The already narrow roads get further bottlenecked. White plastic cups litter the areas and roll away in the wind. Streets are instantly converted into urinals. Vehicles with inebriated drivers weave into the traffic hazardously. Drunken pedestrians wobble precariously in and out of the traffic. Others choose deep comatose sleep often in the comforts of their own vomit on the roadsides. So much for the act and its rhetoric about being found intoxicated in public places.

For reasons of maximising sales, the wine shops are being strategically located at points of highest traffic and in areas, which are (socio-economically) vulnerable and volatile.

The busy R. A. Puram junction had a distribution point for gas cylinders, which had the awkward habit of bursting. People objected and it was moved out. Instead it has become a wine shop, complete with the statutory warning that politely informs you that you are going to hell. Same difference, and we do not even realise it. Earlier it was an explosive problem, now it is an implosive one!

Wine shops are a compelling business proposition for its key stakeholders. For the licence, applications are invited from respectable citizens for a fee of Rs.500 and a security deposit of Rs.1,00,000 - a pittance compared to the bonanza the shop will rake in. Being a licensed and restricted commodity getting a licence is, believe me, a ``privilege'', and privileges usually cost. The word is (and, of course, we have no proof or evidence whatsoever) that there is necessarily a great deal of underhand dealings with much exchange of favours, which hugely benefit the powers that be.

For the Government, sale of alcohol (like its narcotic cousin tobacco) brings in huge amounts of much needed revenue. So everyone benefits except the drinker and the public at large who between them pay for all the costs and much, much more.

Wine shops continue to thrive. It is not just a lucrative business; we heavily subsidise it! It does not take any responsibility for any of the problems caused. Parking is not provided and the costs of illegal parking are borne by the community.

Toilets are not provided and our locality becomes a urinal. The sellers of alcohol take no responsibility for the alcohol related traffic accidents, injuries and deaths, not to mention other social problems. They internalise the profits and externalise the costs to us. True, people need to make money but at what cost and, more importantly, at whose cost. Why should we continuously allow our businesses, whether they are large industries or small wine shops, to pass on their costs to the community while they dearly hold on to the unearned profits?

The solution to the problem does not lie in banning alcohol or closing down the wine shops or, worse, in taking a moralistic stand against drinking. To address the problem we need to find out why people are drinking, and drinking hard at that, jeopardising their health, others lives, their livelihoods and their homes.

They are obviously not doing it for fun and enjoyment. Wine shops are some of the most un-fun places to be in. Anyone who has hung around in our local wine shops knows that there can be no discourse, sharing, fraternity, or fun (as in some traditional pubs and watering holes) when one is indulging in ``hit and run'' drinking: good old fashioned shooting back of liquor, trying to get as high as fast as possible at the lowest cost! If this is a symptom of a rather serious malaise, then the root causes need to be addressed to resolve the problem. The idea is not to close off the tap (and send it underground!) but to find out why the tap is being opened in the first place.
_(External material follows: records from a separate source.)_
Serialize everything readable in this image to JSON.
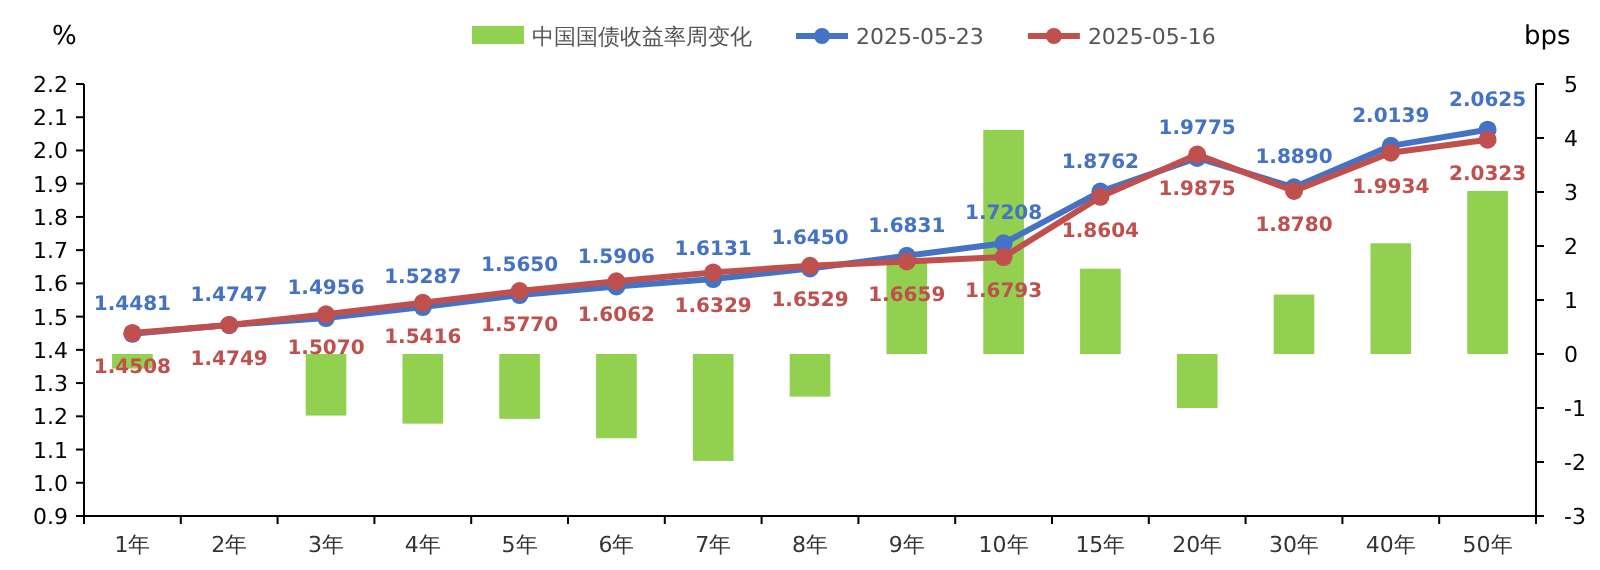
{
  "chart_data": {
    "type": "line",
    "ylabel": "%",
    "y2label": "bps",
    "legend": "top",
    "marker": "circle",
    "categories": [
      "1年",
      "2年",
      "3年",
      "4年",
      "5年",
      "6年",
      "7年",
      "8年",
      "9年",
      "10年",
      "15年",
      "20年",
      "30年",
      "40年",
      "50年"
    ],
    "ylim": [
      0.9,
      2.2
    ],
    "yticks": [
      0.9,
      {
        "value": 1,
        "label": "1.0"
      },
      1.1,
      1.2,
      1.3,
      1.4,
      1.5,
      1.6,
      1.7,
      1.8,
      1.9,
      {
        "value": 2,
        "label": "2.0"
      },
      2.1,
      2.2
    ],
    "y2lim": [
      -3,
      5
    ],
    "y2ticks": [
      -3,
      -2,
      -1,
      0,
      1,
      2,
      3,
      4,
      5
    ],
    "series": [
      {
        "name": "中国国债收益率周变化",
        "type": "bar",
        "axis": "y2",
        "color": "#92d050",
        "values": [
          -0.27,
          null,
          -1.14,
          -1.29,
          -1.2,
          -1.56,
          -1.98,
          -0.79,
          1.72,
          4.15,
          1.58,
          -1.0,
          1.1,
          2.05,
          3.02
        ]
      },
      {
        "name": "2025-05-23",
        "color": "#4472c4",
        "values": [
          1.4481,
          1.4747,
          1.4956,
          1.5287,
          1.565,
          1.5906,
          1.6131,
          1.645,
          1.6831,
          1.7208,
          1.8762,
          1.9775,
          1.889,
          2.0139,
          2.0625
        ],
        "value_labels": [
          "1.4481",
          "1.4747",
          "1.4956",
          "1.5287",
          "1.5650",
          "1.5906",
          "1.6131",
          "1.6450",
          "1.6831",
          "1.7208",
          "1.8762",
          "1.9775",
          "1.8890",
          "2.0139",
          "2.0625"
        ]
      },
      {
        "name": "2025-05-16",
        "color": "#c0504d",
        "values": [
          1.4508,
          1.4749,
          1.507,
          1.5416,
          1.577,
          1.6062,
          1.6329,
          1.6529,
          1.6659,
          1.6793,
          1.8604,
          1.9875,
          1.878,
          1.9934,
          2.0323
        ],
        "value_labels": [
          "1.4508",
          "1.4749",
          "1.5070",
          "1.5416",
          "1.5770",
          "1.6062",
          "1.6329",
          "1.6529",
          "1.6659",
          "1.6793",
          "1.8604",
          "1.9875",
          "1.8780",
          "1.9934",
          "2.0323"
        ]
      }
    ]
  }
}
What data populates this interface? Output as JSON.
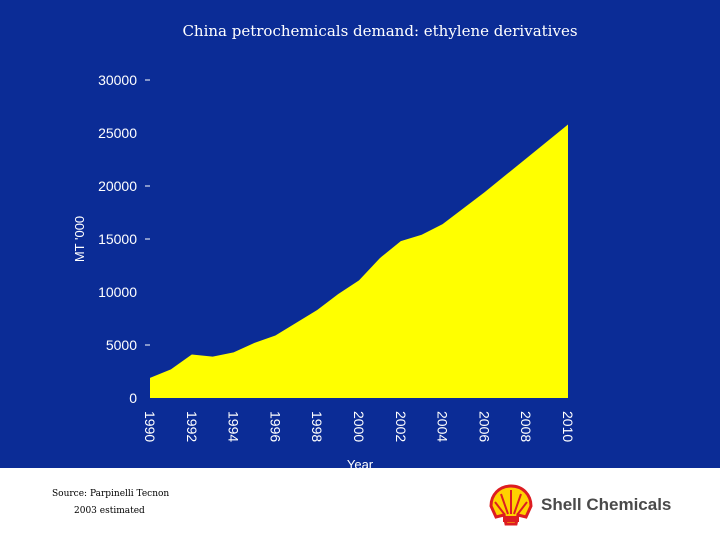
{
  "chart_data": {
    "type": "area",
    "title": "China petrochemicals demand: ethylene derivatives",
    "xlabel": "Year",
    "ylabel": "MT '000",
    "xlim": [
      1990,
      2010
    ],
    "ylim": [
      0,
      30000
    ],
    "x_ticks": [
      "1990",
      "1992",
      "1994",
      "1996",
      "1998",
      "2000",
      "2002",
      "2004",
      "2006",
      "2008",
      "2010"
    ],
    "y_ticks": [
      "30000",
      "25000",
      "20000",
      "15000",
      "10000",
      "5000",
      "0"
    ],
    "x": [
      1990,
      1991,
      1992,
      1993,
      1994,
      1995,
      1996,
      1997,
      1998,
      1999,
      2000,
      2001,
      2002,
      2003,
      2004,
      2005,
      2006,
      2007,
      2008,
      2009,
      2010
    ],
    "values": [
      1900,
      2700,
      4100,
      3900,
      4300,
      5200,
      5900,
      7100,
      8300,
      9800,
      11100,
      13200,
      14800,
      15400,
      16400,
      17900,
      19400,
      21000,
      22600,
      24200,
      25800
    ],
    "fill_color": "#ffff00",
    "background_color": "#0b2c96"
  },
  "footer": {
    "source": "Source: Parpinelli Tecnon",
    "estimate_note": "2003 estimated",
    "brand": "Shell Chemicals"
  }
}
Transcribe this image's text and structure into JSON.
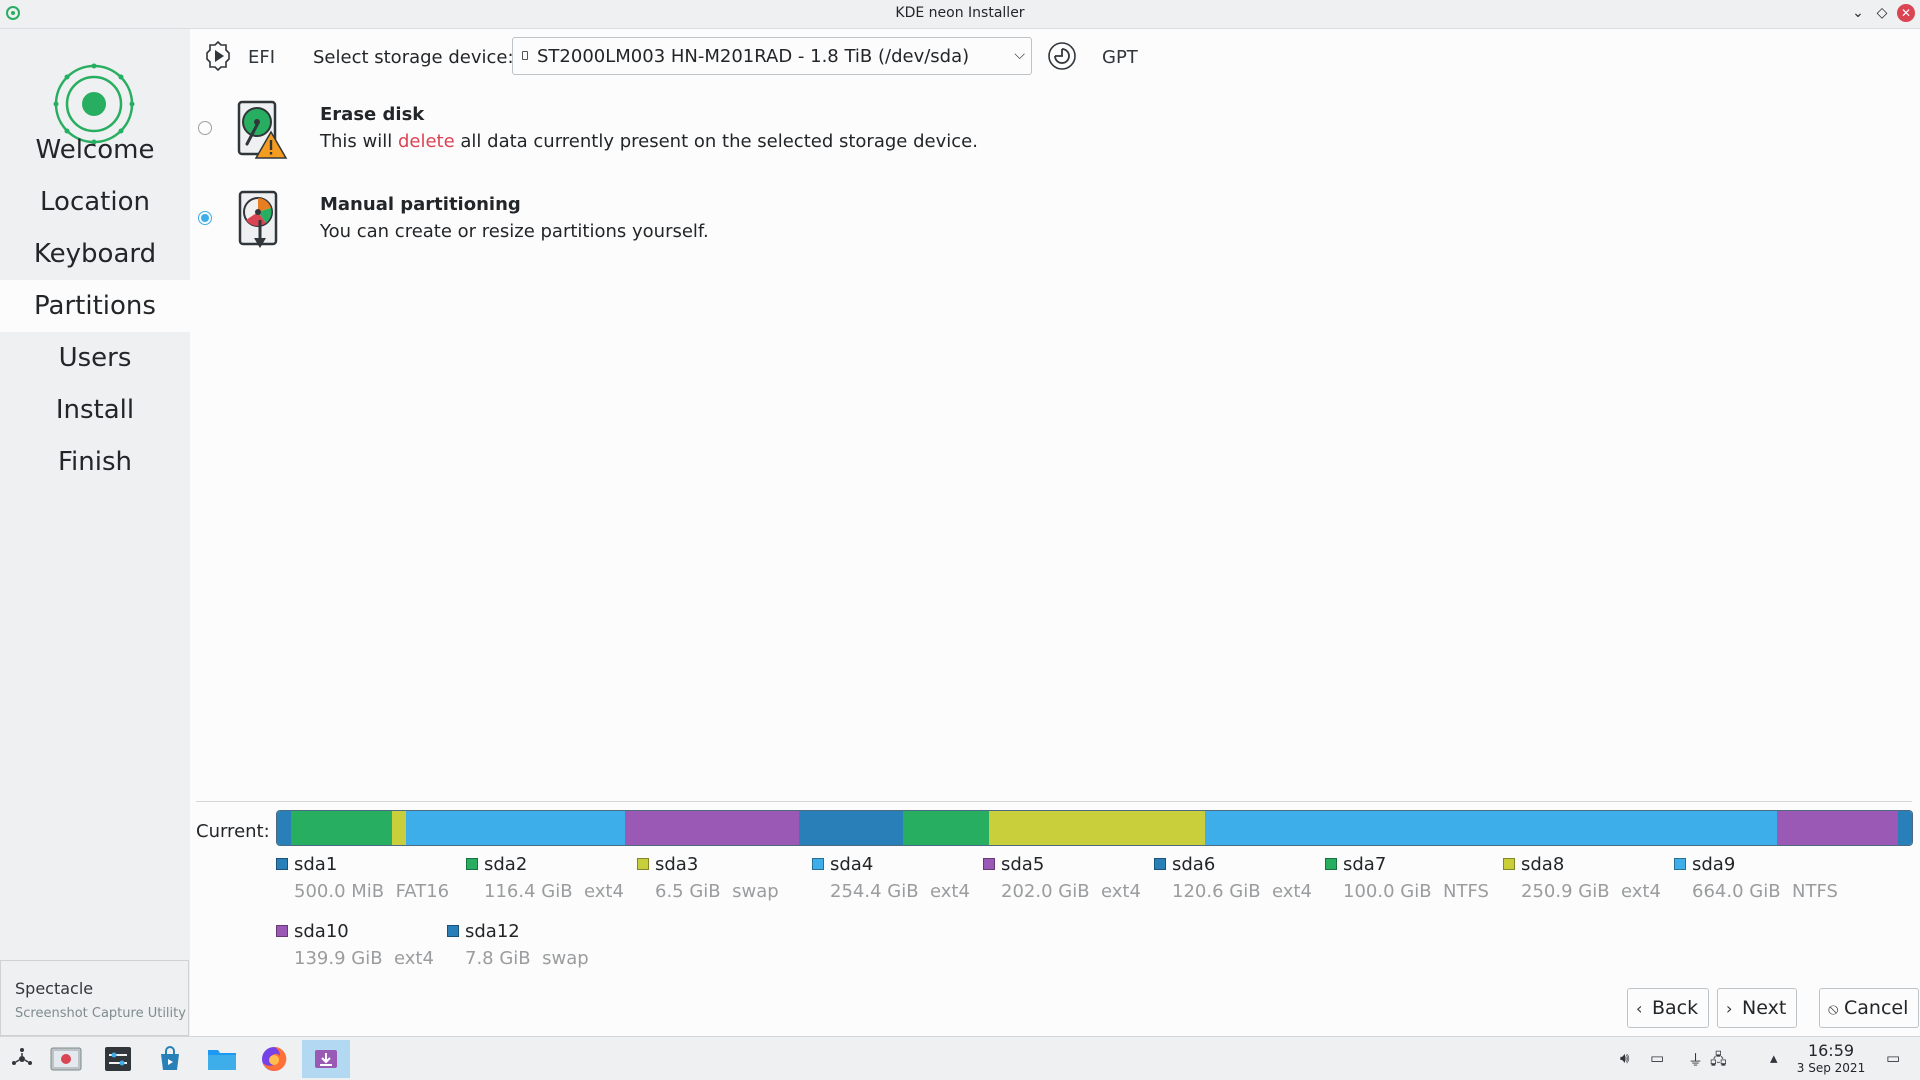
{
  "window": {
    "title": "KDE neon Installer"
  },
  "sidebar": {
    "items": [
      {
        "label": "Welcome"
      },
      {
        "label": "Location"
      },
      {
        "label": "Keyboard"
      },
      {
        "label": "Partitions",
        "active": true
      },
      {
        "label": "Users"
      },
      {
        "label": "Install"
      },
      {
        "label": "Finish"
      }
    ]
  },
  "topbar": {
    "firmware": "EFI",
    "select_label": "Select storage device:",
    "device": "ST2000LM003 HN-M201RAD - 1.8 TiB (/dev/sda)",
    "partition_table": "GPT"
  },
  "options": {
    "erase": {
      "title": "Erase disk",
      "desc_before": "This will ",
      "desc_highlight": "delete",
      "desc_after": " all data currently present on the selected storage device.",
      "selected": false
    },
    "manual": {
      "title": "Manual partitioning",
      "desc": "You can create or resize partitions yourself.",
      "selected": true
    }
  },
  "current": {
    "label": "Current:",
    "partitions": [
      {
        "name": "sda1",
        "size": "500.0 MiB",
        "fs": "FAT16",
        "color": "#2980b9",
        "size_gib": 0.49
      },
      {
        "name": "sda2",
        "size": "116.4 GiB",
        "fs": "ext4",
        "color": "#27ae60",
        "size_gib": 116.4
      },
      {
        "name": "sda3",
        "size": "6.5 GiB",
        "fs": "swap",
        "color": "#c9ce3b",
        "size_gib": 6.5
      },
      {
        "name": "sda4",
        "size": "254.4 GiB",
        "fs": "ext4",
        "color": "#3daee9",
        "size_gib": 254.4
      },
      {
        "name": "sda5",
        "size": "202.0 GiB",
        "fs": "ext4",
        "color": "#9b59b6",
        "size_gib": 202.0
      },
      {
        "name": "sda6",
        "size": "120.6 GiB",
        "fs": "ext4",
        "color": "#2980b9",
        "size_gib": 120.6
      },
      {
        "name": "sda7",
        "size": "100.0 GiB",
        "fs": "NTFS",
        "color": "#27ae60",
        "size_gib": 100.0
      },
      {
        "name": "sda8",
        "size": "250.9 GiB",
        "fs": "ext4",
        "color": "#c9ce3b",
        "size_gib": 250.9
      },
      {
        "name": "sda9",
        "size": "664.0 GiB",
        "fs": "NTFS",
        "color": "#3daee9",
        "size_gib": 664.0
      },
      {
        "name": "sda10",
        "size": "139.9 GiB",
        "fs": "ext4",
        "color": "#9b59b6",
        "size_gib": 139.9
      },
      {
        "name": "sda12",
        "size": "7.8 GiB",
        "fs": "swap",
        "color": "#2980b9",
        "size_gib": 7.8
      }
    ]
  },
  "buttons": {
    "back": "Back",
    "next": "Next",
    "cancel": "Cancel"
  },
  "tooltip": {
    "title": "Spectacle",
    "subtitle": "Screenshot Capture Utility"
  },
  "taskbar": {
    "apps": [
      "launcher",
      "spectacle",
      "system-settings",
      "discover",
      "dolphin",
      "firefox",
      "installer"
    ],
    "time": "16:59",
    "date": "3 Sep 2021"
  }
}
Maybe as a society we need to be allowed to get comfortable with alcohol so that we can relax with it and not treat it as an indecent indulgence to be done in secret and in the extreme. We need to demand dignified spaces that communities can live with, where people can see a glass of beer or whatever as a cup that actually cheers, promoting discourse, sharing and a sense of enjoyment, while providing reasonable revenue and profits to government and enterprise. We need to make sure that profits are made fairly and not at the cost of society.

Who knows, the public discourse promoted by convivial drinking spaces may even throw up some solutions and come up with other more sane ways for the Government to earn revenue?